Monday, December 30, 2013

Falling in Traffic

Being home is normal, comforting, reassuring, familiar & all that jazz.
For better, & sometimes worse.

It has been a roller coaster.  Alongside many many reunions, I had a job within a week of arriving, was back at school in the next couple weeks, got back to the radio station, the venue & started a bike mechanics workshop.  Shortly thereafter I was sick of uni, feeling unchallenged & by the time exams rolled around I was bored, anxious & afraid of staying & leaving all at once.  Ideas sometimes crush me with their immensity, then lift me with their possibility.

My anxieties about being home are channeled into winter cycling.  This has been my personification of re-exploring familiar territory; the only cure for reverse culture shock.

I stumbled into it because the snow came, & I was still on the road.  Just trying to keep what's natural.  Cycling has been a major component of city life.  I've had a bike in every city I've lived in; Magellan in Winnipeg, Storm in Auckland & Artemis in Melbourne.

I thought this was new terrain, but this is the city I grew up in.
I thought I was going to re-learn to ride a bike, but most of the hazards are year-round.
(Especially the giant metal instruments of death.)

The day of the first snow, I was excited to take it on, but mostly terrified.  There are two types of people my father hates: Winter cyclists & I forget the other one.  It is simply impossible.  Summer leisure (& the sunny optimism of a bike bell) combined with ice, snow drifts & -40C weather.  Impossible.

The road had me locked in a staring competition for alpha dominance.  I wasn't going to lose.  As a cyclist, I shrug off aggressive drivers & stand my ground.  While developing my road legs as a winter cyclist, I admittedly made a couple rookie mistakes.  Cars HATED me.  My terror was at it's highest on my way to work during rush hour on a busy street.  Everybody thought I was out of my mind & I had to agree.

It took about 2 tactical changes in strategy to make winter cycling my new favourite thing.
1 - Know your route/Avoid traffic.  2 - Dress warm.

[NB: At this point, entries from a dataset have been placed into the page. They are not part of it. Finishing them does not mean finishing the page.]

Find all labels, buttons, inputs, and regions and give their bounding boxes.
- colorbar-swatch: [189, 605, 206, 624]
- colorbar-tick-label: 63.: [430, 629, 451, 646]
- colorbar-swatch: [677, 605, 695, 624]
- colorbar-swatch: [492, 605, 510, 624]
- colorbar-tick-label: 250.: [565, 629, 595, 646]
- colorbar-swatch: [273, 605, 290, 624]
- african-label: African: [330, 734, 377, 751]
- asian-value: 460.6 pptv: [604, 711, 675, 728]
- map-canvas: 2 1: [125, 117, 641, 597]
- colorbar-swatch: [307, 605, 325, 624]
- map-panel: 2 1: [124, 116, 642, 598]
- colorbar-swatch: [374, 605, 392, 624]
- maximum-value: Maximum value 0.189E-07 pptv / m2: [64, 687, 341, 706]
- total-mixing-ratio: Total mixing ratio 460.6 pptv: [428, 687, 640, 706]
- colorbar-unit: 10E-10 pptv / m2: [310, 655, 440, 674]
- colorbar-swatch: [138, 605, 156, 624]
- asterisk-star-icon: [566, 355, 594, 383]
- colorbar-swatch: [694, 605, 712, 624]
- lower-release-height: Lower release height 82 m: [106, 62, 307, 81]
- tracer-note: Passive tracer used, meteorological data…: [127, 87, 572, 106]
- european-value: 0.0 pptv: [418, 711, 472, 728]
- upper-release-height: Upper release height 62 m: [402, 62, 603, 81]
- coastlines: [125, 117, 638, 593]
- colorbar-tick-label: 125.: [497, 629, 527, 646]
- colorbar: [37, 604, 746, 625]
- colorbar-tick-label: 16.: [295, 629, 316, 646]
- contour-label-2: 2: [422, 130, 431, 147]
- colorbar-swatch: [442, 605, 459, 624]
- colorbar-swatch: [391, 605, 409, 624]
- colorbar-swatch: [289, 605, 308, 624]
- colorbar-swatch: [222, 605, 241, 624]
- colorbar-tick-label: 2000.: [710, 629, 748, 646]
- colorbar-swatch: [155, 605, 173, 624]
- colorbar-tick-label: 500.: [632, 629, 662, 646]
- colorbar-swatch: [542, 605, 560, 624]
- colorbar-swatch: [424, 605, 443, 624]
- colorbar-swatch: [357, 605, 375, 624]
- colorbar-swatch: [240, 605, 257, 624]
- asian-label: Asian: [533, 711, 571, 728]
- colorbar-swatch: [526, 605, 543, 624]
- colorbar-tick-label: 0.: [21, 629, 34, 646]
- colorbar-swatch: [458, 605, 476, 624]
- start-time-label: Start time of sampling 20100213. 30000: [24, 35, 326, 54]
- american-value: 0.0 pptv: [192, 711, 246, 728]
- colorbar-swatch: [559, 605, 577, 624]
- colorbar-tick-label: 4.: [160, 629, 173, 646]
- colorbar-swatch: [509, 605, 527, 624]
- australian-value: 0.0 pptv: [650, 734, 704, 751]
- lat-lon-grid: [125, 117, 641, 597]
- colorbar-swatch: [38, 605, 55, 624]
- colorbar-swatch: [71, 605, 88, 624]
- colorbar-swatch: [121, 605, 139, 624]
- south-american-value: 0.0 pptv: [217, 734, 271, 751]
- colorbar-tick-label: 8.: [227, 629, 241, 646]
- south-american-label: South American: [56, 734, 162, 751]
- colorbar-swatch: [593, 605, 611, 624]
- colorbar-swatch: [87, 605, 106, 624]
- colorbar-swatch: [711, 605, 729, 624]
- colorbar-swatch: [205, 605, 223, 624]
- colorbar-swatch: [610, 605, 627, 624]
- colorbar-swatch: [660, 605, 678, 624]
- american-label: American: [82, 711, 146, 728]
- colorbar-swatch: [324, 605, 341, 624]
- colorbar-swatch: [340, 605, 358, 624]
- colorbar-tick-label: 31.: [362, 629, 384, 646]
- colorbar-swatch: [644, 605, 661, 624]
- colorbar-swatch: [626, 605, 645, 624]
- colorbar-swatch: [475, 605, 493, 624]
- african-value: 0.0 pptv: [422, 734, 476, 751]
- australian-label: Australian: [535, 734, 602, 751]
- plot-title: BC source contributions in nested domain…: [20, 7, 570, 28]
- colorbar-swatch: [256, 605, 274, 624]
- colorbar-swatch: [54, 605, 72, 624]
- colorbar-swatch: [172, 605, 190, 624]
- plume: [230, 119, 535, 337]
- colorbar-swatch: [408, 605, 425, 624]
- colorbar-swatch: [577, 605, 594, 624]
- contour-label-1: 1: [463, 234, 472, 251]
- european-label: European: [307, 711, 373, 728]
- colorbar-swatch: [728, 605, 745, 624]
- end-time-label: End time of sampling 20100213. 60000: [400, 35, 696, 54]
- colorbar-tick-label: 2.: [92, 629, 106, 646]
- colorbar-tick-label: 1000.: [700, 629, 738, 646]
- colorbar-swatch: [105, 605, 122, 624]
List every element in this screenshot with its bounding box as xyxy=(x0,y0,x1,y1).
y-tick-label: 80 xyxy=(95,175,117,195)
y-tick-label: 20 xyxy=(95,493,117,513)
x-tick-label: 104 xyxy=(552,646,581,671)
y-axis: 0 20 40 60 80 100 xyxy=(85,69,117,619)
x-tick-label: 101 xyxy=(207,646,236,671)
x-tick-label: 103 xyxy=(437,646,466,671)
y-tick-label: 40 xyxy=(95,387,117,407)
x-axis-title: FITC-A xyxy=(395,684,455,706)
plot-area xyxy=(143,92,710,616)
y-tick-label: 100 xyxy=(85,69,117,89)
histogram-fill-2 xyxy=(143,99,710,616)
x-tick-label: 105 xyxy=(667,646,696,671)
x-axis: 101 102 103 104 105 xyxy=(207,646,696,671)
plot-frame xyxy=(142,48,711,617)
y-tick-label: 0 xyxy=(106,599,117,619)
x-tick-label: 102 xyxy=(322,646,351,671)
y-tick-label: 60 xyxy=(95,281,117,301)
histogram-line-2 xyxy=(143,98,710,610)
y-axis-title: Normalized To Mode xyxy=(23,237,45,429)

Now I am defying physics.  Not only do I make the impossible happen, but I dominate it!
I relish tucking my scarf under my goggles & wearing my touque over my helmet.  I glide along beautiful vistas of the river (i.e. ice).  I am grateful for long underwear.  (This is my first true winter in almost 3 years.)  I dance at stop lights & hope people are watching.  When passing a group of people at a bus stop, I holler an aptly timed Hyaw! while speeding by.
(Also, harnessing momentum could be my most important lesson of the winter.)

When I first arrived back in the Peg, I wiped out because I forgot that we sand our roads in the winter & don't clean them for the rest of the year.  The first time I wiped out in the winter was because of bad roads.

Today, I fell in traffic.  Capital B Bad.  This is exactly what the fear is!
I've been sensitive to Magellan's boundaries thus far, but today is particularly icy.  I'm still riding on regular tires.  So far, my fingers have remained crossed in my gloves.  Smartening up is a privilege.

I've got so many plans to act on, and a lot of preparation involved to make them happen.  Prep makes it a reality, which seems like the obvious choice when accomplishing the impossible!

I'm racked with hesitation to move forward, but momentum can only be gained with motion.  Action is the fun part, but prep is a key component that could otherwise get you (me) killed.
(Have I convinced myself enough?)

On the one hand, danger is part of the thrill. (?) On the other hand, NO IT'S NOT!  STOP BEING AN IDIOT & BUY SNOW TIRES!